Они сидели на веранде. Был виден дом Гуся-Богатыря. Остановился Вавилов. Он долго смотрел в окна. Казалось, что там промелькнула тень Гуся. Измаил сказал, что, может быть, он ради сына помирится с Вавиловым, он простит ему офицерское происхождение, но подозрительно то, что он зачастил в Кремль, он прекратил печатание Священной книги русских, дабы девка пришла и отдалась ему. Мустафа сказал:
— Это не победа над Гусем, а размышление, так как денег нет — и не на что выпить, а он, Вавилов, гордый, хотя и пьяница. Я не магометанин, но я презираю пьяниц. Я против Вавилова.

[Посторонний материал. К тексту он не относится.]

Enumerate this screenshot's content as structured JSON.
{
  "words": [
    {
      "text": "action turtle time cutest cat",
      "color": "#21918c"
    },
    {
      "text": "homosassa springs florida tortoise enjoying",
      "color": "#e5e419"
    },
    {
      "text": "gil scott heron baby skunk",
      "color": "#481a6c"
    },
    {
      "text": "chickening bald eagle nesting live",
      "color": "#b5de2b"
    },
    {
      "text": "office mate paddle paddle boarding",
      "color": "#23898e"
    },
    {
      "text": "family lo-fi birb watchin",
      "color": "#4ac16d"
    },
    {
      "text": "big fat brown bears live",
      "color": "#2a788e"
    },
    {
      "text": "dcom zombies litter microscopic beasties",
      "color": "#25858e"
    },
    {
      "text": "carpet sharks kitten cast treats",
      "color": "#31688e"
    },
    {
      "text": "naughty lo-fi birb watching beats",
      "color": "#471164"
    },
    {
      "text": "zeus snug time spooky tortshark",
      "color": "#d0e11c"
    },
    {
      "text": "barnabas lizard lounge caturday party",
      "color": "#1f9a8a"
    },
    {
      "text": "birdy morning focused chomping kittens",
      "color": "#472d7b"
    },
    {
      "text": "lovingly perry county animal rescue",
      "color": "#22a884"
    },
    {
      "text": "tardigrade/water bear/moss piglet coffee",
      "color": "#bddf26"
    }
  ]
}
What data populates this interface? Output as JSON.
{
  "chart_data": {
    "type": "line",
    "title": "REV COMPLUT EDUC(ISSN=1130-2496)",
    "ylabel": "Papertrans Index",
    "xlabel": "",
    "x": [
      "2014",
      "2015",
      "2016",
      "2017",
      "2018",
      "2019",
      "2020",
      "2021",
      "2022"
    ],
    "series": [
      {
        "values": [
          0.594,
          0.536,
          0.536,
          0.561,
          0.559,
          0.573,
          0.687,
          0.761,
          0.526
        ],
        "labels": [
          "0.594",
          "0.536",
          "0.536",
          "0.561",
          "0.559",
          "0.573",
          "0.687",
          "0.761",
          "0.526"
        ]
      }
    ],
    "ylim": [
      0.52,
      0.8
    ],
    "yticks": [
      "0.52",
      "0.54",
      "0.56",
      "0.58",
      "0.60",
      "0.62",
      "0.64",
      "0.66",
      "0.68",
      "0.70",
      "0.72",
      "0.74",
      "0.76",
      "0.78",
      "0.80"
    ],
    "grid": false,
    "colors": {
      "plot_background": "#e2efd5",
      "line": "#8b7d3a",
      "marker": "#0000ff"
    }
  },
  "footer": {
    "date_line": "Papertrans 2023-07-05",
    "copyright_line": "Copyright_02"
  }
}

Насифата тоже ухаживала за Мустафой; она поправила ему подушку — и принесла каши. Они смотрели на солнце сквозь веранду. У всех у них была мысль, что пора бы поговорить с Вавиловым относительно школы. Вошел монах, он пробовал ухаживать за Насифатой. Он показывал им типографию, и там они познакомились. Он сказал, что Вавилов хотел что-то предпринять против пяти братьев, но похвастался — они его, видимо, подкупили. Монах был сплетник, болтун, кого бы он ни видел, он говорил, что человек этот ничего сделать не может. Его обидело еще то, что Вавилов отнесся к ним в чайной как-то непочтительно, он мало расспрашивал — и никаких обещаний не дал, что на газете они будут зарабатывать столько же, сколько они зарабатывали на библии. Он сидел на полушубке, смотрел на девку и, просунув руку в карман дырявого полушубка, начал подрагивать. Лицо его приняло идиотское выражение, как говорила Насифата. Он мысленно раздевал ее. Измаил в этом таянии сына видел его гибель. Он должен был увезти Агафью, но не увез. Он должен и понимал, что у него нет таких слов, которые могли бы Агафью заставить прийти и поговорить с его сыном.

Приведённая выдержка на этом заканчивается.